Con la circolare n. 13/E del 27 aprile l’Agenzia delle Entrate fornisce istruzioni alle imprese che intendono usufruire dell’incentivo, alla luce delle modifiche introdotte, al fine di potenziare lo strumento, con l’ultima Legge di bilancio.
Alcune importanti novità consentono di rafforzare il bonus per le imprese.
Si allunga di un anno il periodo di tempo entro il quale i soggetti interessati possono effettuare gli investimenti ammissibili all’agevolazione: i soggetti con periodo di imposta coincidente con l’anno solare possono avvalersi dell’agevolazione, oltre che per gli investimenti effettuati nei periodi di imposta 2015, 2016, 2017, 2018 e 2019, anche per quelli effettuati nel periodo di imposta 2020. Analogamente, i soggetti con periodo di imposta non coincidente con l’anno solare possono beneficiare dell’agevolazione per gli investimenti effettuati a decorrere dal periodo di imposta 2015-2016 e fino al periodo di imposta 2020-2021.
Sale da 5 a 20 milioni di euro l’importo massimo annuale del credito di imposta riconosciuto a ciascun beneficiario, fermo restando il fatto che le spese sostenute per attività di ricerca e sviluppo devono essere almeno pari a 30mila euro nel periodo di imposta per il quale si intende beneficiare dell’agevolazione.

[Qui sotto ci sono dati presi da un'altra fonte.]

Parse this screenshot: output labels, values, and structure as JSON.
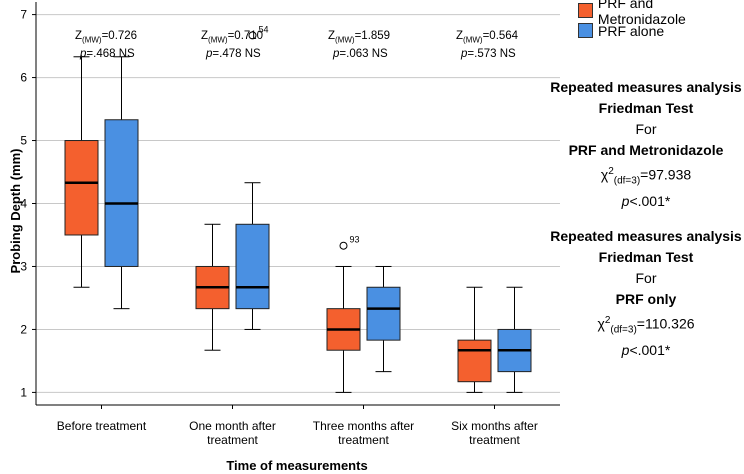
{
  "chart_data": {
    "type": "boxplot",
    "xlabel": "Time of measurements",
    "ylabel": "Probing Depth (mm)",
    "ylim": [
      0.8,
      7.2
    ],
    "yticks": [
      "1",
      "2",
      "3",
      "4",
      "5",
      "6",
      "7"
    ],
    "ytick_values": [
      1,
      2,
      3,
      4,
      5,
      6,
      7
    ],
    "grid": true,
    "legend_position": "top-right",
    "categories": [
      [
        "Before treatment"
      ],
      [
        "One month after",
        "treatment"
      ],
      [
        "Three months after",
        "treatment"
      ],
      [
        "Six months after",
        "treatment"
      ]
    ],
    "series": [
      {
        "name": "PRF and Metronidazole",
        "color": "#F4602E",
        "boxes": [
          {
            "min": 2.67,
            "q1": 3.5,
            "median": 4.33,
            "q3": 5.0,
            "max": 6.33
          },
          {
            "min": 1.67,
            "q1": 2.33,
            "median": 2.67,
            "q3": 3.0,
            "max": 3.67
          },
          {
            "min": 1.0,
            "q1": 1.67,
            "median": 2.0,
            "q3": 2.33,
            "max": 3.0
          },
          {
            "min": 1.0,
            "q1": 1.17,
            "median": 1.67,
            "q3": 1.83,
            "max": 2.67
          }
        ]
      },
      {
        "name": "PRF alone",
        "color": "#4A90E2",
        "boxes": [
          {
            "min": 2.33,
            "q1": 3.0,
            "median": 4.0,
            "q3": 5.33,
            "max": 6.33
          },
          {
            "min": 2.0,
            "q1": 2.33,
            "median": 2.67,
            "q3": 3.67,
            "max": 4.33
          },
          {
            "min": 1.33,
            "q1": 1.83,
            "median": 2.33,
            "q3": 2.67,
            "max": 3.0
          },
          {
            "min": 1.0,
            "q1": 1.33,
            "median": 1.67,
            "q3": 2.0,
            "max": 2.67
          }
        ]
      }
    ],
    "outliers": [
      {
        "series": 0,
        "group": 2,
        "value": 3.33,
        "label": "93"
      },
      {
        "series": 1,
        "group": 1,
        "value": 6.67,
        "label": "54"
      }
    ]
  },
  "comparisons": [
    {
      "z_label": "Z",
      "z_sub": "(MW)",
      "z_value": "=0.726",
      "p_label": "p",
      "p_value": "=.468 NS"
    },
    {
      "z_label": "Z",
      "z_sub": "(MW)",
      "z_value": "=0.710",
      "p_label": "p",
      "p_value": "=.478 NS"
    },
    {
      "z_label": "Z",
      "z_sub": "(MW)",
      "z_value": "=1.859",
      "p_label": "p",
      "p_value": "=.063 NS"
    },
    {
      "z_label": "Z",
      "z_sub": "(MW)",
      "z_value": "=0.564",
      "p_label": "p",
      "p_value": "=.573 NS"
    }
  ],
  "stats": [
    {
      "line1": "Repeated measures analysis",
      "line2": "Friedman Test",
      "line3": "For",
      "group": "PRF and Metronidazole",
      "chi": "χ",
      "chi_sup": "2",
      "chi_sub": "(df=3)",
      "chi_value": "=97.938",
      "p_label": "p",
      "p_value": "<.001*"
    },
    {
      "line1": "Repeated measures analysis",
      "line2": "Friedman Test",
      "line3": "For",
      "group": "PRF only",
      "chi": "χ",
      "chi_sup": "2",
      "chi_sub": "(df=3)",
      "chi_value": "=110.326",
      "p_label": "p",
      "p_value": "<.001*"
    }
  ]
}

L’aliquota sale e diventa unica, non più differenziata in funzione della tipologia di spese ammissibili, ma fissata al 50% per tutti i costi ammissibili. Una novità che semplifica anche il meccanismo di calcolo dell’agevolazione.
Ammesse anche al credito le attività di ricerca e sviluppo svolte per committenti esteri . Anche questa novità trova applicazione a partire dal periodo di imposta successivo a quello in corso al 31 dicembre 2016 e quindi, nella maggior parte dei casi, da quest’anno.
Semplificazioni per le spese del personale impiegato in R&S. Infatti non occorre più suddividere il costo sostenuto per il “personale altamente qualificato” e quello sostenuto per il personale “tecnico” non in possesso del titolo di studio richiesto.